Company needs to decide whether:

  • this transfer of surplus value is justified by retention gains.
  • improved morale outweighs cost.
  • productivity efficiencies offset the lack of the 5-th day.
  • retention pressures require matching such benefits.

The answer is NO.

What We Get Instead?

So it devolves into – less time invested, less money paid. And the whole thing turns into this macabre trade off.

Employees give up:

  • a portion of income;
  • financial stability;
  • long-term earning.

In contrast, employee gains:

  • apparently more time.
  • presumably better work-life balance.
  • seemingly potentially better health and lower burnout.

I seem to be overusing the word “seemingly”. Probably because you still end up in the Jevons Paradox but with less money paid for your trouble.

At the same time, the employer reaps the shallow rewards:

  • Saves some money out of reduced wage burden.
  • Gets more predictable staffing costs.
  • Productivity gains from temporarily happier employees and then because Jevons Paradox kicks in.

Is there a way to avoid Jevons Paradox of the 4-Day Work Week?

Kinda. We did some consulting on switching from 5-day to 4-day work week for Ukrainian startups during 2024-2025.

The main observation is that the ramp up occurs naturally and everyone notices it way after it has taken full effect.

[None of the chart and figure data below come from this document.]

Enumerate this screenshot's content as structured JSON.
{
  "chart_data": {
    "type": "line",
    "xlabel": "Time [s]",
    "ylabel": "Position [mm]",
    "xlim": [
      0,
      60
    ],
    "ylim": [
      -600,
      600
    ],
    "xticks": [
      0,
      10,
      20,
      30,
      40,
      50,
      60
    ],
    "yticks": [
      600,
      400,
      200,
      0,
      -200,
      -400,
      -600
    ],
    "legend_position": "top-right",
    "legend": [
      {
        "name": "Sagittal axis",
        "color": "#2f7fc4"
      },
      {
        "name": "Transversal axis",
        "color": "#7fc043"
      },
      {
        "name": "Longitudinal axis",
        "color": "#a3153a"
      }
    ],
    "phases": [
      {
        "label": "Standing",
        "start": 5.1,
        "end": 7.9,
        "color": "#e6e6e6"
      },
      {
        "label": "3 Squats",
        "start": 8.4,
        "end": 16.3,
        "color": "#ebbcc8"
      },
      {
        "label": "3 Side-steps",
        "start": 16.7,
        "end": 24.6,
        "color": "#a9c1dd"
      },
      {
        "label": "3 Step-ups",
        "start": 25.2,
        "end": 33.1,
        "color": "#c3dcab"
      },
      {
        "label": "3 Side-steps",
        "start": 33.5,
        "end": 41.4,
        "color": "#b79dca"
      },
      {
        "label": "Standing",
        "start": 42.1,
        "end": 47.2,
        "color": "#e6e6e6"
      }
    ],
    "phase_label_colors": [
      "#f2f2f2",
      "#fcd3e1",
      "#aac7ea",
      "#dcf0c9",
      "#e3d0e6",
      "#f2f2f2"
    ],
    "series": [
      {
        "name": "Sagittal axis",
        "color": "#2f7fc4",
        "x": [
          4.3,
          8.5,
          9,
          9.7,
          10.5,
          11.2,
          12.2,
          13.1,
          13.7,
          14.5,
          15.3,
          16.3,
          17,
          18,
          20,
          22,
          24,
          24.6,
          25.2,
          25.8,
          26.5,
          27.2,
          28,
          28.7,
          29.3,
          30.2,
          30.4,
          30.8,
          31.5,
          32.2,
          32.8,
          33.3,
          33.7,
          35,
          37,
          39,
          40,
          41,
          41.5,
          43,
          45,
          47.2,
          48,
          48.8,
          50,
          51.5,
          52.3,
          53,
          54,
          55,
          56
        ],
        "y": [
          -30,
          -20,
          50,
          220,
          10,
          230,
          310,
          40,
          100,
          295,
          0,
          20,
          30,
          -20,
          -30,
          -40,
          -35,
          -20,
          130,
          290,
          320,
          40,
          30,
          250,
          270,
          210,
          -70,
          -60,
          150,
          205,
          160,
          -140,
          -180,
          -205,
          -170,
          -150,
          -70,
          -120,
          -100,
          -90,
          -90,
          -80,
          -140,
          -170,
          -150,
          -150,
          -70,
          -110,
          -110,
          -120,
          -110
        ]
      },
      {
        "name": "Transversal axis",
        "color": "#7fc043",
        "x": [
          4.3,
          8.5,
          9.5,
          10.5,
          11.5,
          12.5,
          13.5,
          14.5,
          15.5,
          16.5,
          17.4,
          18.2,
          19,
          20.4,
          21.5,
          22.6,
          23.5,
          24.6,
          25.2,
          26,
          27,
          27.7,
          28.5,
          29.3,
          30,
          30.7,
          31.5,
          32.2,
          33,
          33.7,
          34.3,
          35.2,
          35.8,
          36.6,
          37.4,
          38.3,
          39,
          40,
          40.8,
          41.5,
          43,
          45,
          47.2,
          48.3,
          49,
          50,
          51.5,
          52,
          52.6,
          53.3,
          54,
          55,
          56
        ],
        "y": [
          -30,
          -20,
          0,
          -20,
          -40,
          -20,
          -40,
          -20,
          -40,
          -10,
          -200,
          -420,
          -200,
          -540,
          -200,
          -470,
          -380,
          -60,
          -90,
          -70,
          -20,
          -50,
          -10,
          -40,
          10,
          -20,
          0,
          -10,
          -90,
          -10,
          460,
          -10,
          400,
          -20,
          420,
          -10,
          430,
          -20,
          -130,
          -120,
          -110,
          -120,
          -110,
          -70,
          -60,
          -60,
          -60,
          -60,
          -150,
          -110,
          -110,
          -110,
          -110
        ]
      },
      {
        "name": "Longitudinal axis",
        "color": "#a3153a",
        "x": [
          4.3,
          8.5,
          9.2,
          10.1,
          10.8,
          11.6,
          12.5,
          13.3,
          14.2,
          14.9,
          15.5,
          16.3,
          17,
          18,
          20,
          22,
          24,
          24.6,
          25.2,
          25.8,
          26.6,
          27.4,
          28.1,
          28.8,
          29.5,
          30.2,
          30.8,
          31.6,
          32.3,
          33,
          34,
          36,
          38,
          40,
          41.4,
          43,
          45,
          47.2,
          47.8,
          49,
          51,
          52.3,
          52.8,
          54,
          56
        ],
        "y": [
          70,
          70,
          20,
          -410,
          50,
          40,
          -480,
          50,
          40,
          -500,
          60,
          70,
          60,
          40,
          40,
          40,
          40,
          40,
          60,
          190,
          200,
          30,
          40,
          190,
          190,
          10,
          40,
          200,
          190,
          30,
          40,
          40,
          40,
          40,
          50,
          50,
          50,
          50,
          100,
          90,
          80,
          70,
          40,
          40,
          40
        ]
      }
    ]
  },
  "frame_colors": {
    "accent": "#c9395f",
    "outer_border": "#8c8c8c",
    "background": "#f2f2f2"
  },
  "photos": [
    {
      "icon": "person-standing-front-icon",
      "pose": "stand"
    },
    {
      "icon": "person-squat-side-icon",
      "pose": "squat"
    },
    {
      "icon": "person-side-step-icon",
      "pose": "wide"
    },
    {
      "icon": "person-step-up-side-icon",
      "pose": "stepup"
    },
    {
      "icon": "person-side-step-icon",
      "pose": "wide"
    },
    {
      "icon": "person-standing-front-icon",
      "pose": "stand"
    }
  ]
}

The most effective exploitation mitigation techniques that management can implement that has proven effects are the following:
  • fixed workload ceilings. 
    • You can delineate it per sprint or per month or even per quarter.
    • Formal commitments that efficiency gains must be return to employees as time instead of  extracting them as performance. Anything that goes beyond – company either pays for it or the employee is in the right to decline extra workload per mutual agreement (and then they get fired for being bad team players – I’ll get to that).
    • This aspect includes management training on risk of “capacity creep”. It ends up being “we’ve educated ourselves and now understand our wrongdoing, we will proceed to do it more discreetly”. But if you take it seriously, it might work.
  • periodic audits of load, velocity, and stress indicators. 
      • The problem is that it requires having actual HR managers in the company which almost never the fact so good luck with that.
      • It usually turns into “we’ve investigated ourselves and found no wrongdoing”.
      • But if you treat this seriously – it actually works.
  • rules preventing the expansion of scope inside newly optimized workflows. 
      • explicit prohibition on raising expectations for output per hour.
  • frequent employee wellness checkups with regular recreation breaks
    • Once again you need real HR to do that. And also responsible team leads.
    • Basically, you need to check if someone is going to get fried and stage timely intervention.
    • This approach also works for 5-day weeks and you don’t even need to pull rabbits out of a hat to cram it somewhere.